What are they doing about it to take the managers of the fund to task? The beneficiaries would have by now stacked their monies away in banks oversees. Who are the beneficiaries? Who are the brokers? What is the JVP-UNP opposition doing to hold those people responsible for making these bad investments? They all have powerful trade unions. What are these unions doing to protect their members’ money?
The Superintend of the fund in 2011 R. Dheerasinge (source EPF Annual Report) who was responsible for managing the fund/caused the loss is now moved up to an Assistant Governor of the Central Bank, in 2012. Her spouse is now tipped to be a Chairman of a private bank. If it was done in good faith by her, give the basis for the investments? Firstly, there was no basis to invest in The Finance, give us the rationale? If not, where is the accountability? In India the officials concerned would have been prosecuted after an investigation.

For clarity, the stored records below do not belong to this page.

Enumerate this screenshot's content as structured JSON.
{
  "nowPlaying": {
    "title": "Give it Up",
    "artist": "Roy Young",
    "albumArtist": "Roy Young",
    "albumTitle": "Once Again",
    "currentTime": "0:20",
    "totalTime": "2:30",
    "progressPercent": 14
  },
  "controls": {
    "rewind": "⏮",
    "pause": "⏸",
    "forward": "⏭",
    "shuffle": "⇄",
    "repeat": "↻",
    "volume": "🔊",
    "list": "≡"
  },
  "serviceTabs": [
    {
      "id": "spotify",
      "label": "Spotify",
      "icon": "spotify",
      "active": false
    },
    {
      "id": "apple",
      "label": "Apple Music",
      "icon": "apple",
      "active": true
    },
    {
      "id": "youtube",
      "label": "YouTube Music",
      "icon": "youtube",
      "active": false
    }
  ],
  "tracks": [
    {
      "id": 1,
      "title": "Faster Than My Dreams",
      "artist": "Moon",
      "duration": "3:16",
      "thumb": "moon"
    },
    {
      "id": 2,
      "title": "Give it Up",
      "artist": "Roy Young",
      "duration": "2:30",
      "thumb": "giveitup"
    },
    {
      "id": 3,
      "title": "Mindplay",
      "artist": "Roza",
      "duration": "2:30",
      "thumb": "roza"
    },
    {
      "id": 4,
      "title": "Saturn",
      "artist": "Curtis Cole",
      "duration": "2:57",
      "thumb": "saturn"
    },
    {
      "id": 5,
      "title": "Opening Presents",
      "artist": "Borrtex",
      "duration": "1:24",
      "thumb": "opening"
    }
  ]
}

Take Golden Key or CIFL, where the Regulator did nothing when the financial institution was getting run down. The EPF should not be allowed to be run by a few people, to get rich at the expense of the poor workers.
The EPF fund management as proposed by Dr. Harsha de Silva MP should include trade union and private sector representatives to prevent this plundering and to ensure the correct investment are made.
What is the free media doing to bring the culprits to book? President Mahinda Rajapaksa who worked tirelessly for the benefit of the workers as Labour Minister and knows how the EPF should be managed for the betterment of the workers, should ask for explanations at least now - two years late, from the Central bank and hold an impartial investigation by appointing a retired Judge and based on the findings take to task the errant officials based on the public sector disciplinary rules.
Only in certain countries in Africa can public sector officials get away by causing a loss of this magnitude. Surely don’t our poor workers deserve something better than this?